The conference, themed: “Technology Integration and Personalised Care: The Future of Community Pharmacy Practice,” was a bold step towards revolutionising pharmaceutical logistics and healthcare access by the ACPN.
In a press statement made available to LEADERSHIP Weekend, Prof. Baale asserted that the proliferation of unregulated drug markets across the country reflected the collapse of enforcement, infrastructure, and coordination in the country’s healthcare supply chain.
“These open drug markets—Idumota in Lagos, Sabon Gari in Kano and Bridgehead in Onitsha are not the cause of our challenges. They are symptoms of a broken system,” he stressed.
During a high-impact session titled: Business Clinic 2, Prof. Baale presented a compelling roadmap to fix the root causes of the country’s unwholesome drug distribution system while positioning community pharmacists and mega distributors as the twin engines of a new, digitally enabled ecosystem.
He identified a range of underlying issues fueling the spread of unsafe drug markets, including weak enforcement of pharmaceutical laws, poor implementation of the National Drug Distribution Guidelines (NDDG), inadequate infrastructure in rural and peri-urban areas, lack of digital track-and-trace systems, political interference and regulatory fragmentation.
He warned that unless these structural gaps are addressed, efforts to regulate drug distribution will continue to be undermined by illegal markets and counterfeit medicines.
To tackle these challenges, Prof. Baale proposed a transformation agenda that includes integrating Coordinated Wholesale Centres (CWCs) with WHO-compliant Mega Distributors, particularly through the Pharmaceutical Wholesalers and Distributors Association of Nigeria (PWDAN).

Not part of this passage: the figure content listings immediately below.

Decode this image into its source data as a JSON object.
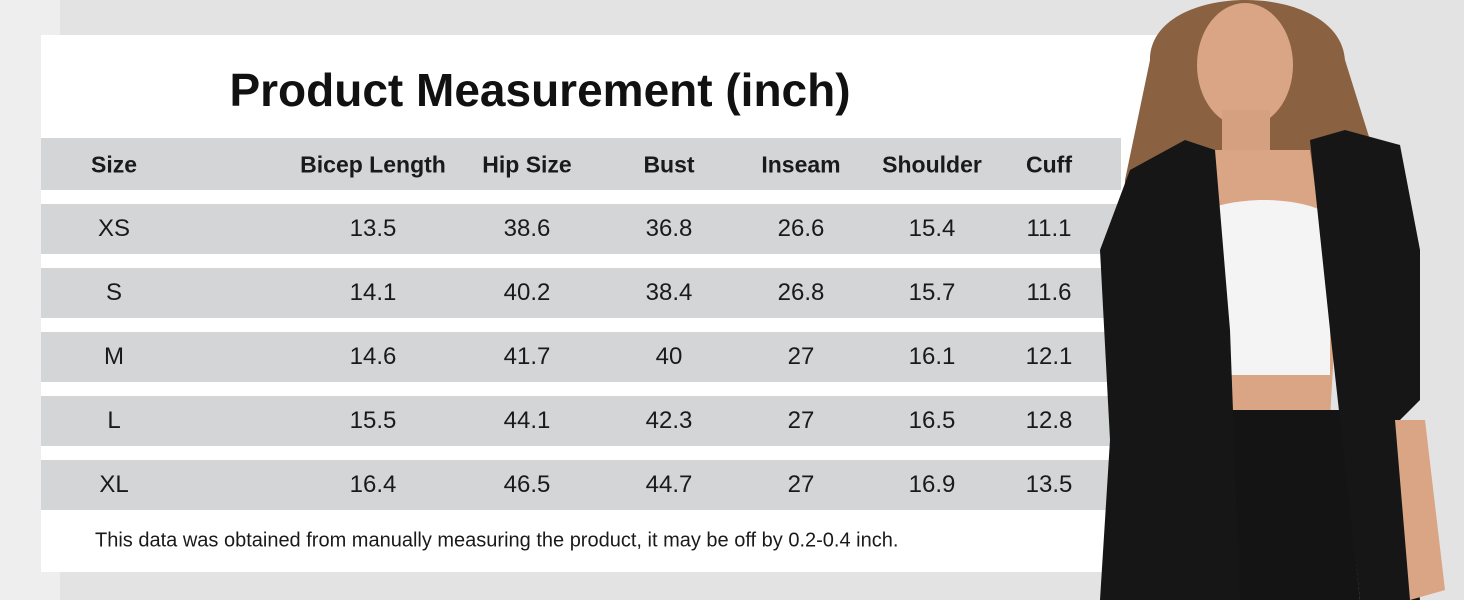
{
  "header": {
    "title": "Product Measurement (inch)"
  },
  "table": {
    "columns": [
      "Size",
      "Bicep Length",
      "Hip Size",
      "Bust",
      "Inseam",
      "Shoulder",
      "Cuff"
    ],
    "rows": [
      [
        "XS",
        "13.5",
        "38.6",
        "36.8",
        "26.6",
        "15.4",
        "11.1"
      ],
      [
        "S",
        "14.1",
        "40.2",
        "38.4",
        "26.8",
        "15.7",
        "11.6"
      ],
      [
        "M",
        "14.6",
        "41.7",
        "40",
        "27",
        "16.1",
        "12.1"
      ],
      [
        "L",
        "15.5",
        "44.1",
        "42.3",
        "27",
        "16.5",
        "12.8"
      ],
      [
        "XL",
        "16.4",
        "46.5",
        "44.7",
        "27",
        "16.9",
        "13.5"
      ]
    ]
  },
  "note": "This data was obtained from manually measuring the product, it may be off by 0.2-0.4 inch."
}
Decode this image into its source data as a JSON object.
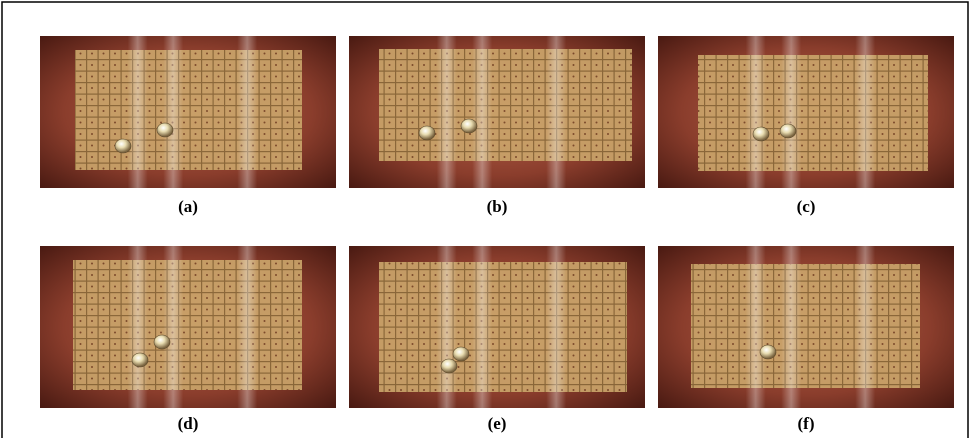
{
  "figure": {
    "panels": [
      {
        "label": "(a)"
      },
      {
        "label": "(b)"
      },
      {
        "label": "(c)"
      },
      {
        "label": "(d)"
      },
      {
        "label": "(e)"
      },
      {
        "label": "(f)"
      }
    ]
  }
}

The proposed model, he said, would create a “hub-and-spoke” distribution network connecting licensed community pharmacies to reliable supply chains, with digital tracking for every product.
He also proposed bold policy interventions, including national e-distribution grid for medicine tracking, tax incentives and PPP models to attract investments in CWCs and Mega
Distributors, graded regulatory licensing based on compliance and reach, mandatory digital linkages between CWCs, Mega Distributors, and community pharmacies and support for indigenous players to compete under AfCFTA.

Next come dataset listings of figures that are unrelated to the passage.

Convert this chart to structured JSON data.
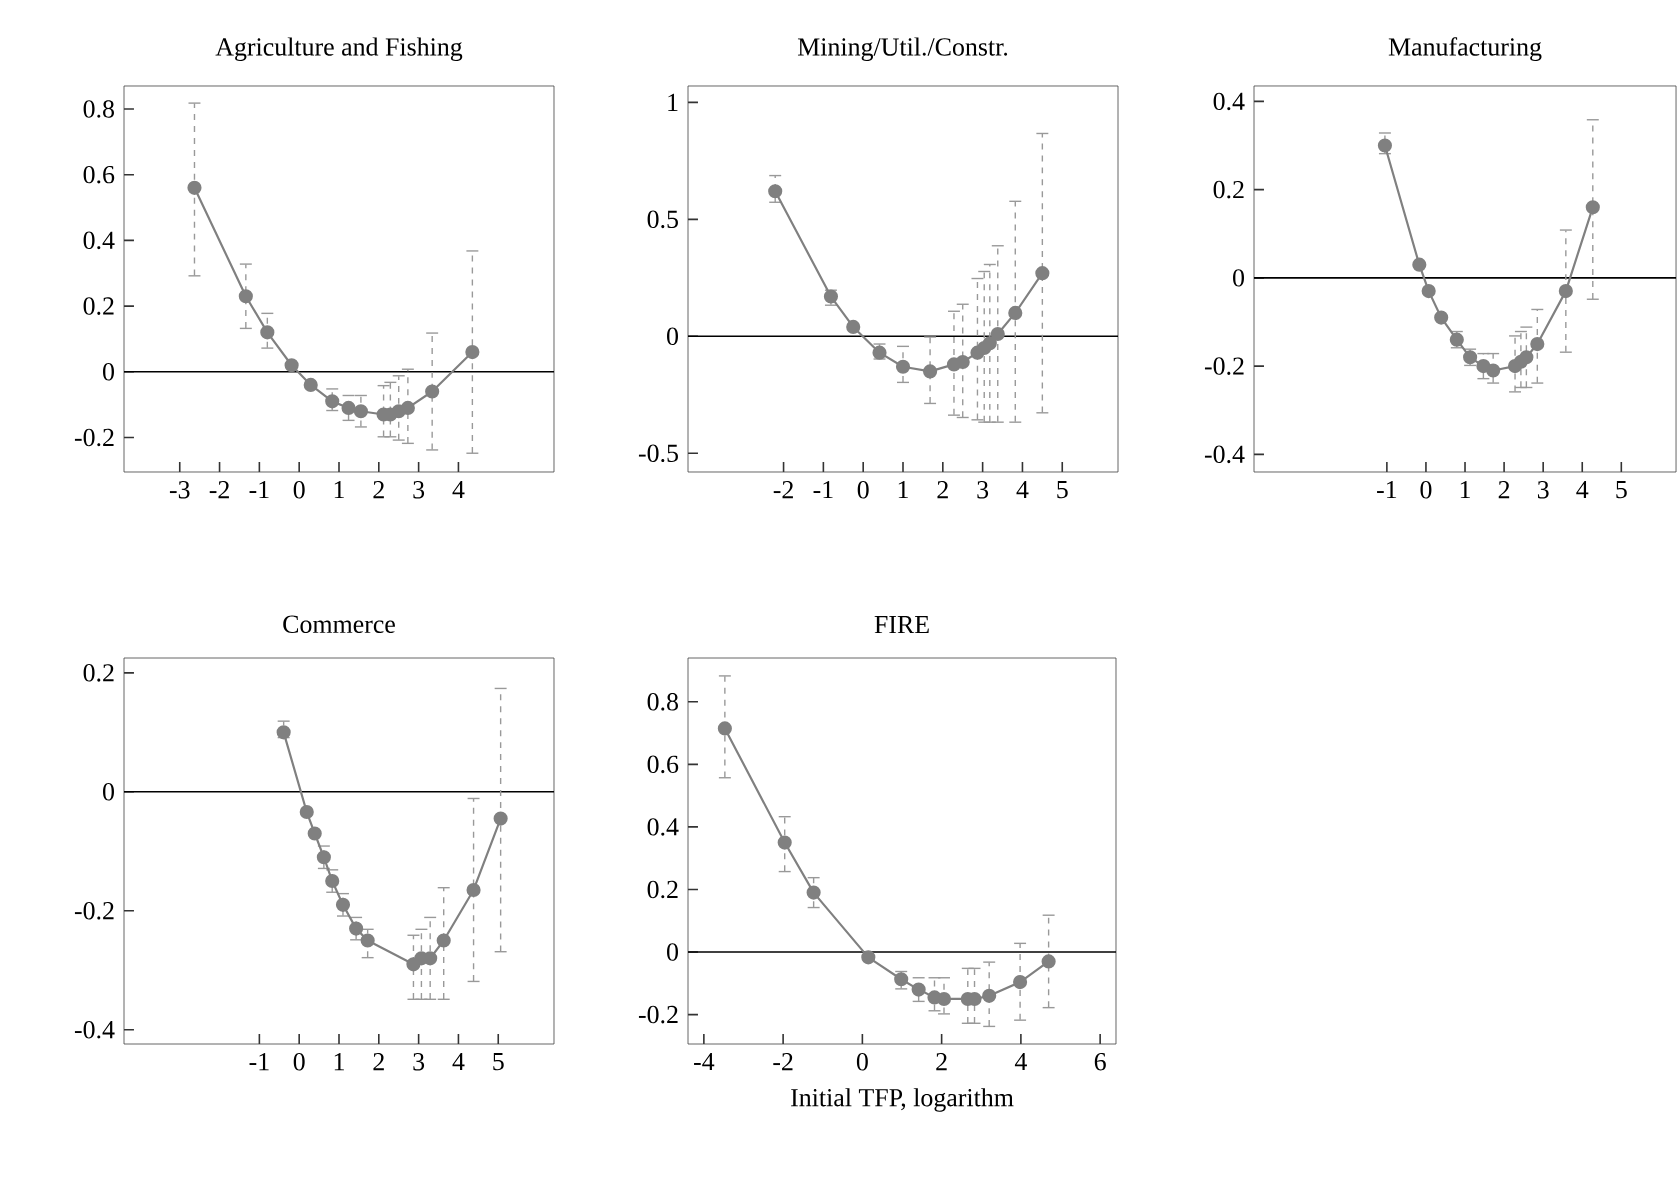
{
  "chart_data": [
    {
      "type": "line",
      "title": "Agriculture and Fishing",
      "xlim": [
        -4.4,
        6.4
      ],
      "ylim": [
        -0.305,
        0.87
      ],
      "xticks": [
        -3,
        -2,
        -1,
        0,
        1,
        2,
        3,
        4
      ],
      "yticks": [
        -0.2,
        0,
        0.2,
        0.4,
        0.6,
        0.8
      ],
      "grid": false,
      "marker": "circle",
      "line_style": "solid",
      "ref_lines": [
        {
          "axis": "y",
          "value": 0,
          "color": "#000000"
        }
      ],
      "series": [
        {
          "color": "#808080",
          "x": [
            -2.63,
            -1.34,
            -0.8,
            -0.19,
            0.29,
            0.83,
            1.24,
            1.55,
            2.12,
            2.29,
            2.5,
            2.73,
            3.34,
            4.35
          ],
          "values": [
            0.56,
            0.23,
            0.12,
            0.02,
            -0.04,
            -0.09,
            -0.11,
            -0.12,
            -0.13,
            -0.13,
            -0.12,
            -0.11,
            -0.06,
            0.06
          ],
          "errors": [
            [
              0.29,
              0.82
            ],
            [
              0.13,
              0.33
            ],
            [
              0.07,
              0.18
            ],
            null,
            null,
            [
              -0.12,
              -0.05
            ],
            [
              -0.15,
              -0.07
            ],
            [
              -0.17,
              -0.07
            ],
            [
              -0.2,
              -0.04
            ],
            [
              -0.2,
              -0.03
            ],
            [
              -0.21,
              -0.01
            ],
            [
              -0.22,
              0.01
            ],
            [
              -0.24,
              0.12
            ],
            [
              -0.25,
              0.37
            ]
          ]
        }
      ]
    },
    {
      "type": "line",
      "title": "Mining/Util./Constr.",
      "xlim": [
        -4.4,
        6.4
      ],
      "ylim": [
        -0.58,
        1.07
      ],
      "xticks": [
        -2,
        -1,
        0,
        1,
        2,
        3,
        4,
        5
      ],
      "yticks": [
        -0.5,
        0,
        0.5,
        1
      ],
      "grid": false,
      "marker": "circle",
      "line_style": "solid",
      "ref_lines": [
        {
          "axis": "y",
          "value": 0,
          "color": "#000000"
        }
      ],
      "series": [
        {
          "color": "#808080",
          "x": [
            -2.21,
            -0.81,
            -0.25,
            0.41,
            1.0,
            1.68,
            2.28,
            2.5,
            2.87,
            3.04,
            3.18,
            3.38,
            3.82,
            4.5
          ],
          "values": [
            0.62,
            0.17,
            0.04,
            -0.07,
            -0.13,
            -0.15,
            -0.12,
            -0.11,
            -0.07,
            -0.05,
            -0.03,
            0.01,
            0.1,
            0.27
          ],
          "errors": [
            [
              0.57,
              0.69
            ],
            [
              0.13,
              0.2
            ],
            null,
            [
              -0.1,
              -0.03
            ],
            [
              -0.2,
              -0.04
            ],
            [
              -0.29,
              0.0
            ],
            [
              -0.34,
              0.11
            ],
            [
              -0.35,
              0.14
            ],
            [
              -0.36,
              0.25
            ],
            [
              -0.37,
              0.28
            ],
            [
              -0.37,
              0.31
            ],
            [
              -0.37,
              0.39
            ],
            [
              -0.37,
              0.58
            ],
            [
              -0.33,
              0.87
            ]
          ]
        }
      ]
    },
    {
      "type": "line",
      "title": "Manufacturing",
      "xlim": [
        -4.4,
        6.4
      ],
      "ylim": [
        -0.44,
        0.435
      ],
      "xticks": [
        -1,
        0,
        1,
        2,
        3,
        4,
        5
      ],
      "yticks": [
        -0.4,
        -0.2,
        0,
        0.2,
        0.4
      ],
      "grid": false,
      "marker": "circle",
      "line_style": "solid",
      "ref_lines": [
        {
          "axis": "y",
          "value": 0,
          "color": "#000000"
        }
      ],
      "series": [
        {
          "color": "#808080",
          "x": [
            -1.05,
            -0.17,
            0.07,
            0.39,
            0.79,
            1.13,
            1.47,
            1.72,
            2.28,
            2.43,
            2.57,
            2.85,
            3.58,
            4.27
          ],
          "values": [
            0.3,
            0.03,
            -0.03,
            -0.09,
            -0.14,
            -0.18,
            -0.2,
            -0.21,
            -0.2,
            -0.19,
            -0.18,
            -0.15,
            -0.03,
            0.16
          ],
          "errors": [
            [
              0.28,
              0.33
            ],
            null,
            null,
            null,
            [
              -0.16,
              -0.12
            ],
            [
              -0.2,
              -0.16
            ],
            [
              -0.23,
              -0.17
            ],
            [
              -0.24,
              -0.17
            ],
            [
              -0.26,
              -0.13
            ],
            [
              -0.25,
              -0.12
            ],
            [
              -0.25,
              -0.11
            ],
            [
              -0.24,
              -0.07
            ],
            [
              -0.17,
              0.11
            ],
            [
              -0.05,
              0.36
            ]
          ]
        }
      ]
    },
    {
      "type": "line",
      "title": "Commerce",
      "xlim": [
        -4.4,
        6.4
      ],
      "ylim": [
        -0.424,
        0.225
      ],
      "xticks": [
        -1,
        0,
        1,
        2,
        3,
        4,
        5
      ],
      "yticks": [
        -0.4,
        -0.2,
        0,
        0.2
      ],
      "grid": false,
      "marker": "circle",
      "line_style": "solid",
      "ref_lines": [
        {
          "axis": "y",
          "value": 0,
          "color": "#000000"
        }
      ],
      "series": [
        {
          "color": "#808080",
          "x": [
            -0.39,
            0.19,
            0.39,
            0.62,
            0.83,
            1.1,
            1.43,
            1.72,
            2.87,
            3.07,
            3.29,
            3.63,
            4.38,
            5.06
          ],
          "values": [
            0.1,
            -0.034,
            -0.07,
            -0.11,
            -0.15,
            -0.19,
            -0.23,
            -0.25,
            -0.29,
            -0.28,
            -0.28,
            -0.25,
            -0.165,
            -0.045
          ],
          "errors": [
            [
              0.09,
              0.12
            ],
            null,
            null,
            [
              -0.13,
              -0.09
            ],
            [
              -0.17,
              -0.13
            ],
            [
              -0.21,
              -0.17
            ],
            [
              -0.25,
              -0.21
            ],
            [
              -0.28,
              -0.23
            ],
            [
              -0.35,
              -0.24
            ],
            [
              -0.35,
              -0.23
            ],
            [
              -0.35,
              -0.21
            ],
            [
              -0.35,
              -0.16
            ],
            [
              -0.32,
              -0.01
            ],
            [
              -0.27,
              0.175
            ]
          ]
        }
      ]
    },
    {
      "type": "line",
      "title": "FIRE",
      "xlabel": "Initial TFP, logarithm",
      "xlim": [
        -4.4,
        6.4
      ],
      "ylim": [
        -0.294,
        0.94
      ],
      "xticks": [
        -4,
        -2,
        0,
        2,
        4,
        6
      ],
      "yticks": [
        -0.2,
        0,
        0.2,
        0.4,
        0.6,
        0.8
      ],
      "grid": false,
      "marker": "circle",
      "line_style": "solid",
      "ref_lines": [
        {
          "axis": "y",
          "value": 0,
          "color": "#000000"
        }
      ],
      "series": [
        {
          "color": "#808080",
          "x": [
            -3.47,
            -1.96,
            -1.23,
            0.15,
            0.98,
            1.42,
            1.82,
            2.06,
            2.66,
            2.83,
            3.2,
            3.98,
            4.7
          ],
          "values": [
            0.715,
            0.35,
            0.19,
            -0.017,
            -0.087,
            -0.12,
            -0.145,
            -0.15,
            -0.15,
            -0.15,
            -0.14,
            -0.096,
            -0.03
          ],
          "errors": [
            [
              0.555,
              0.885
            ],
            [
              0.255,
              0.435
            ],
            [
              0.14,
              0.24
            ],
            null,
            [
              -0.12,
              -0.06
            ],
            [
              -0.16,
              -0.08
            ],
            [
              -0.19,
              -0.08
            ],
            [
              -0.2,
              -0.08
            ],
            [
              -0.23,
              -0.05
            ],
            [
              -0.23,
              -0.05
            ],
            [
              -0.24,
              -0.03
            ],
            [
              -0.22,
              0.03
            ],
            [
              -0.18,
              0.12
            ]
          ]
        }
      ]
    }
  ]
}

The renowned pharmaceutical leader stated that community pharmacists must be repositioned as frontline healthcare leaders capable of delivering safe medicines, public health education, and pharmacovigilance services.
He emphasised the need for pharmacists to adopt digital platforms, act as micro-logistics hubs, and take a more proactive role in vaccine storage and distribution.
Prof. Baale closed with an appeal to government, investors and professional bodies: “Let us no longer treat open drug markets as permanent fixtures. Let us instead train pharmacists as empowered entrepreneurs, invest in digital distribution, and build a supply chain worthy of the lives it is meant to protect.”